Imaginez déambuler dans les rues de La Havane et tomber nez à nez avec un graffiti qui vous interpelle : « Tu dois être heureux ». C’est exactement ce qui arrive aux habitants de la capitale cubaine depuis plus d’un an. Ce message, d’une simplicité désarmante, s’est répandu sur les murs de la ville, suscitant questionnements et introspections chez les passants.
L’artiste anonyme derrière le graffiti
L’auteur de ce graffiti aussi intriguant que mystérieux ? Un certain « Mr. Sad », sociologue de 27 ans qui a choisi l’anonymat comme bouclier face à la censure omniprésente sur l’île. Son objectif ? Offrir un miroir à ses concitoyens pour qu’ils prennent un moment et regardent en eux.
Mon intention est juste de créer un miroir pour que les gens aient l’opportunité de prendre un moment pour voir ce qu’il y a en eux.
Mr. Sad, auteur du graffiti « Tu dois être heureux »
Inspiration et évolution de la société cubaine
Mr. Sad explique s’inspirer de la longue tradition de propagande visuelle à Cuba, omniprésente depuis la révolution castriste de 1959. Selon lui, les slogans révolutionnaires ont perdu de leur sens avec le temps et ne reflètent plus l’identité actuelle des Cubains.
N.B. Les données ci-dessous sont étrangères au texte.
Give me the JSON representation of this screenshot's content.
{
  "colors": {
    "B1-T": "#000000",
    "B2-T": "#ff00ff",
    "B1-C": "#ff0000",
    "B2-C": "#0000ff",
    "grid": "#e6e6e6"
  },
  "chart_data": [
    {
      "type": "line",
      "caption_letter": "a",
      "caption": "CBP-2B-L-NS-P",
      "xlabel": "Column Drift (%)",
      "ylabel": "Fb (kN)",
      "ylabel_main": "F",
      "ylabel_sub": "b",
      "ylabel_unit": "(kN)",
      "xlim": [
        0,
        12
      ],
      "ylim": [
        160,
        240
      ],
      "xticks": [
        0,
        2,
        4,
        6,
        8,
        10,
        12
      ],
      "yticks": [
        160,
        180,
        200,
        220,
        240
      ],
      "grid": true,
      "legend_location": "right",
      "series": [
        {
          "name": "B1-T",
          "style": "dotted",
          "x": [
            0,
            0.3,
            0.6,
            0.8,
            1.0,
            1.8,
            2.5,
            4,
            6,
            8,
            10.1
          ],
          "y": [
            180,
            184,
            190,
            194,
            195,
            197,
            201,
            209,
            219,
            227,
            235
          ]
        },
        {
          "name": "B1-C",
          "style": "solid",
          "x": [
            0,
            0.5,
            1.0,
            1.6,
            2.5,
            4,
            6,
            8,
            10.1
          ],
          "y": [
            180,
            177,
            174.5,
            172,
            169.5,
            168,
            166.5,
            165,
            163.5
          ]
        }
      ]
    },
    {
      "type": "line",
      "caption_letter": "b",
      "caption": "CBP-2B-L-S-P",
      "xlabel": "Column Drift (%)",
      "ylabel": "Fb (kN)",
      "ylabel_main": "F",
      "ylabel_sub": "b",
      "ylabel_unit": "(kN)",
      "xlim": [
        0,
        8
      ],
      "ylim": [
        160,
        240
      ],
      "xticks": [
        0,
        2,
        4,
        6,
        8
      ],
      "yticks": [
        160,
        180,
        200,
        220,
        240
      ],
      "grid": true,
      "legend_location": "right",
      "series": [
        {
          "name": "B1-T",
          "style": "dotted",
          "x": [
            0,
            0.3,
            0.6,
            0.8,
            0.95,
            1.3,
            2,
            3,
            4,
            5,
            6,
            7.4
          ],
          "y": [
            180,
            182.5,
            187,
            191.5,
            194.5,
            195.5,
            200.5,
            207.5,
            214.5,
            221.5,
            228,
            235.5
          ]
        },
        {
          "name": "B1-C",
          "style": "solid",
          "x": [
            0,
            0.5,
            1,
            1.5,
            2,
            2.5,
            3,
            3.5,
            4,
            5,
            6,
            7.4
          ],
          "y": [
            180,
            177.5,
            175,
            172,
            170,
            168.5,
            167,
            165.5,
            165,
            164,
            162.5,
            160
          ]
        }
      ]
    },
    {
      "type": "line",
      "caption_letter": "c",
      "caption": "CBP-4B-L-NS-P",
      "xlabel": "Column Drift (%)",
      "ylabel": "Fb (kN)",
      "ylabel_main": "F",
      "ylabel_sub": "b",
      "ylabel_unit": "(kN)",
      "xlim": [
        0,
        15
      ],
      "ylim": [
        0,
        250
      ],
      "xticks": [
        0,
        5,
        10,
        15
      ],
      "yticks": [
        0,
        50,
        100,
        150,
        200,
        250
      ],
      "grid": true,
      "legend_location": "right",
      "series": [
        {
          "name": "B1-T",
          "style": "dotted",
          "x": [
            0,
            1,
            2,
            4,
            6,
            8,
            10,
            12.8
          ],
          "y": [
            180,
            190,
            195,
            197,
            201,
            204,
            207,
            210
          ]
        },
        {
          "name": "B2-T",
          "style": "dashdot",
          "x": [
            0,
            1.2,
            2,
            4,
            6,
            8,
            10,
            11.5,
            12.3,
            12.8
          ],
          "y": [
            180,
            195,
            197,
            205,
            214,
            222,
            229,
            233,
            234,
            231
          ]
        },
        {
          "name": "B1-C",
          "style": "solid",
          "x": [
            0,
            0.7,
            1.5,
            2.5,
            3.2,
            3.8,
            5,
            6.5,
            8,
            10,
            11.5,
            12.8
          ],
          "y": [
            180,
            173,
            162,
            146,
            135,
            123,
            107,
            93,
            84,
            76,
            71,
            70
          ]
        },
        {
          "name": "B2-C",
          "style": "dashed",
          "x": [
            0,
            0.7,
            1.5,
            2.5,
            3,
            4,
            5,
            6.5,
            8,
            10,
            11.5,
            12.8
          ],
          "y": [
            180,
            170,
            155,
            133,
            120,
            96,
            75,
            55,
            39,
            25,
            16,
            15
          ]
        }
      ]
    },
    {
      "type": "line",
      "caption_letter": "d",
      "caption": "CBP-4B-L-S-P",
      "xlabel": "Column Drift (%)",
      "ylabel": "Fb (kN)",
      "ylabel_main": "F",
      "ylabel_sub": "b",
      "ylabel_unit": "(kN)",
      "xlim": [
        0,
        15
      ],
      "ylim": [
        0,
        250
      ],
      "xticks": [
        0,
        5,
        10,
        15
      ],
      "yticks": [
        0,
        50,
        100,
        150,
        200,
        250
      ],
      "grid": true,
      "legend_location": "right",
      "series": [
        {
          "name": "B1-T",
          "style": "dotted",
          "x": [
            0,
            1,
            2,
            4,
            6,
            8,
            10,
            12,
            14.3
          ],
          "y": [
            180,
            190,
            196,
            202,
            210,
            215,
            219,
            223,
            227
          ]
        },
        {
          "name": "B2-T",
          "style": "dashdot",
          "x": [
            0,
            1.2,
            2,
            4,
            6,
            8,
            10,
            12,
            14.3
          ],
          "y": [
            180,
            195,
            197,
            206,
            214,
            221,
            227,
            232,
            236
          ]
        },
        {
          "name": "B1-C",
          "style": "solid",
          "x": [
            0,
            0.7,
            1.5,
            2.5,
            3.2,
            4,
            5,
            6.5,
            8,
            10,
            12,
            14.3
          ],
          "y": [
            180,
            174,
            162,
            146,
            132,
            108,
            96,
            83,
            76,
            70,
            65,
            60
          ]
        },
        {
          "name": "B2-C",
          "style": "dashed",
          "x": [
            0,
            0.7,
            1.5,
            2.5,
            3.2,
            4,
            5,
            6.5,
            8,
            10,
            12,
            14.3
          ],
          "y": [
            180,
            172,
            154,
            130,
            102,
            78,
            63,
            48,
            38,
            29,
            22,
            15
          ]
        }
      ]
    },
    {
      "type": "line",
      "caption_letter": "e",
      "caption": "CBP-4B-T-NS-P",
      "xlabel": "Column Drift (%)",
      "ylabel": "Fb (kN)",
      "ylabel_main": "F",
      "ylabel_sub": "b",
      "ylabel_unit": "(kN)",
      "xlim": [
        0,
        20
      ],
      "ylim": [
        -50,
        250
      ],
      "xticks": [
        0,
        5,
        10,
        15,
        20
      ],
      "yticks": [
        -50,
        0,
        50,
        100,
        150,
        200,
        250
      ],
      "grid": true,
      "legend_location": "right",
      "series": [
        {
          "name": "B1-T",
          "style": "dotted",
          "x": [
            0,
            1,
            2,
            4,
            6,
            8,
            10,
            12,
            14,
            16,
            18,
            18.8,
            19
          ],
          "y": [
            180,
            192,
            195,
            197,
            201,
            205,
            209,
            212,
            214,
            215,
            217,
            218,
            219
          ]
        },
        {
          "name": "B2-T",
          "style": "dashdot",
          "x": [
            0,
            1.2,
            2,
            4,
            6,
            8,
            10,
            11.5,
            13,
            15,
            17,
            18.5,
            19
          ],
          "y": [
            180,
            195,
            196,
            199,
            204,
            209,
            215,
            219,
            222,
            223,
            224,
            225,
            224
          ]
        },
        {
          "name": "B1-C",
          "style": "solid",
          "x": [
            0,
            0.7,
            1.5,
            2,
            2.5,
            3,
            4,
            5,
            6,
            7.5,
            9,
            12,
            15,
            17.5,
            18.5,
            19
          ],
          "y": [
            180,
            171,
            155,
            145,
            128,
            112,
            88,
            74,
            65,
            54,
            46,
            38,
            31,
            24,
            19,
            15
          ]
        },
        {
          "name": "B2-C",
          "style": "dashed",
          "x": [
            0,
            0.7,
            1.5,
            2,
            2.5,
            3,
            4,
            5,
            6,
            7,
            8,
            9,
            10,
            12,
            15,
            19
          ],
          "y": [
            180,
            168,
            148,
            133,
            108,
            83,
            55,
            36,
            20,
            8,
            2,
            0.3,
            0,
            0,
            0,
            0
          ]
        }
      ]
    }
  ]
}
La société a évolué et s’approprie désormais différemment l’espace public.
Le graffiti comme forme de rébellion
Né au début des années 2000 comme une réponse aux mutations de la société cubaine, le mouvement du graffiti sur l’île s’affirme comme une forme de rébellion. Plusieurs artistes de rue ont d’ailleurs été confrontés à la répression et à la censure, certains étant même contraints à l’exil. Pour Mr. Sad, le choix de travailler au grand jour dans des lieux très fréquentés avec une calligraphie simple est une manière habile de contourner les risques.
L’impact sur les Cubains
Si la phrase « Tu dois être heureux » peut sembler anodine, elle a pourtant eu un impact puissant sur de nombreux Cubains. D’après Mr. Sad, certains ont pris des décisions importantes après avoir été interpellés par le graffiti, comme fuir des violences conjugales, explorer leur identité de genre ou même renoncer au suicide. Le message fait écho chez une population qui traverse une profonde crise économique depuis plusieurs années.
Une source d’inspiration artistique
Au-delà des passants, le graffiti de Mr. Sad a également inspiré d’autres artistes cubains. C’est le cas de Lilian Moncada et Erika Santana, deux jeunes réalisatrices qui ont intitulé leur court-métrage « Necesitas ser feliz ». L’héroïne du film, hantée par ses démons intérieurs, trouve un écho salvateur dans la phrase devenue virale.
Nous avons le droit d’être heureuses, de regarder vers l’intérieur et d’aller de l’avant, malgré les problèmes.
Lilian Moncada, co-réalisatrice du court-métrage « Necesitas ser feliz »
Dans un pays où l’art engagé rime souvent avec répression, le graffiti « Tu dois être heureux » apparaît comme un cri du cœur aussi subtil que puissant. Sous ses airs de simple sentence philosophique, il incarne la soif de liberté et d’épanouissement d’une jeunesse cubaine en quête de sens. Mr. Sad, par son audace et sa créativité, prouve que l’art peut être un formidable outil d’éveil des consciences, même dans les contextes les plus hostiles.